What are mortality charges?
Mortality charges are that part of life insurance premium that go towards providing a death benefit cover. In other words, these are the actual cost of insurance in a life policy. In most policies, the bulk of the premium goes towards investing in a savings fund which is returned to the policyholder when the policy matures or the policyholder dies.

How are they calculated?
Most companies use a table of charges prepared by the Life Insurance Corporation (LIC) since this is the only company which has five decades of experience and consequently has historical data on life expectancy. Since private insurers have been around for a decade, some have made alterations to the rates based on their own experience. Work is on progress on a new mortality table with data from all companies and prices are expected to fall as life expectancy has gone up.

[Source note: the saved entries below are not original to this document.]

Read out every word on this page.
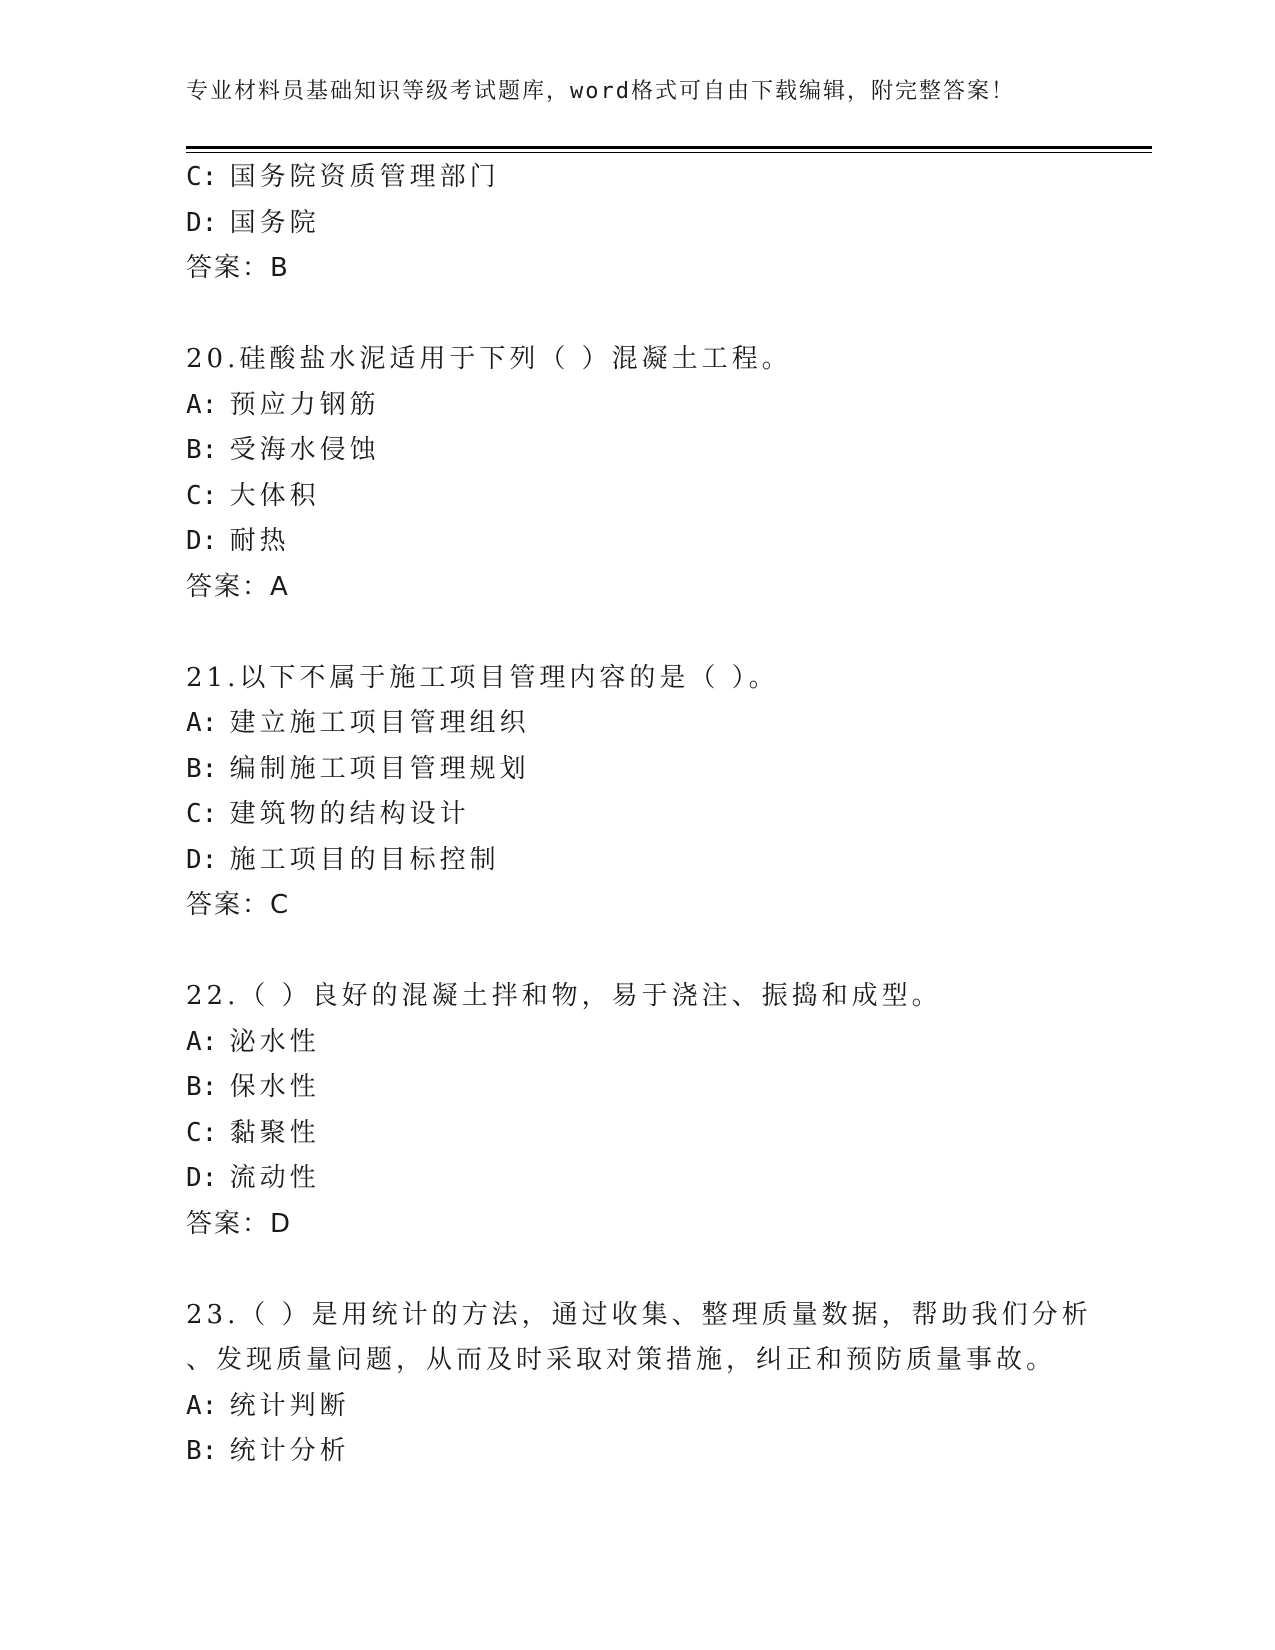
专业材料员基础知识等级考试题库，word格式可自由下载编辑，附完整答案！
C: 国务院资质管理部门
D: 国务院
答案：B
20.硅酸盐水泥适用于下列（ ）混凝土工程。
A: 预应力钢筋
B: 受海水侵蚀
C: 大体积
D: 耐热
答案：A
21.以下不属于施工项目管理内容的是（ ）。
A: 建立施工项目管理组织
B: 编制施工项目管理规划
C: 建筑物的结构设计
D: 施工项目的目标控制
答案：C
22.（ ）良好的混凝土拌和物，易于浇注、振捣和成型。
A: 泌水性
B: 保水性
C: 黏聚性
D: 流动性
答案：D
23.（ ）是用统计的方法，通过收集、整理质量数据，帮助我们分析
、发现质量问题，从而及时采取对策措施，纠正和预防质量事故。
A: 统计判断
B: 统计分析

Will the policyholder benefit from buying a policy at a young age?
Yes. For instance, the life expectancy of a 25-year-old will be higher than that of a 55-year-old, and hence, the former will stand to benefit in terms of lower charges while buying insurance.

How will the updated mortality table impact pension policies?
Since the life expectancy of the average Indian has gone up, it is likely that you will have to incur a higher cost when it comes to buying whole-life annuities. Those who invest in pension plans will have to use at least two-thirds of the accumulated sum to buy annuities a product where the investor gets regular income for a specified period in return for a lumpsum payment. The savings under a pension plan have to be invested in annuities to avoid them being taxed. One-third of the pension fund value at maturity is made available to the insured for tax free. The balance has to be used for purchase of annuities from any insurer.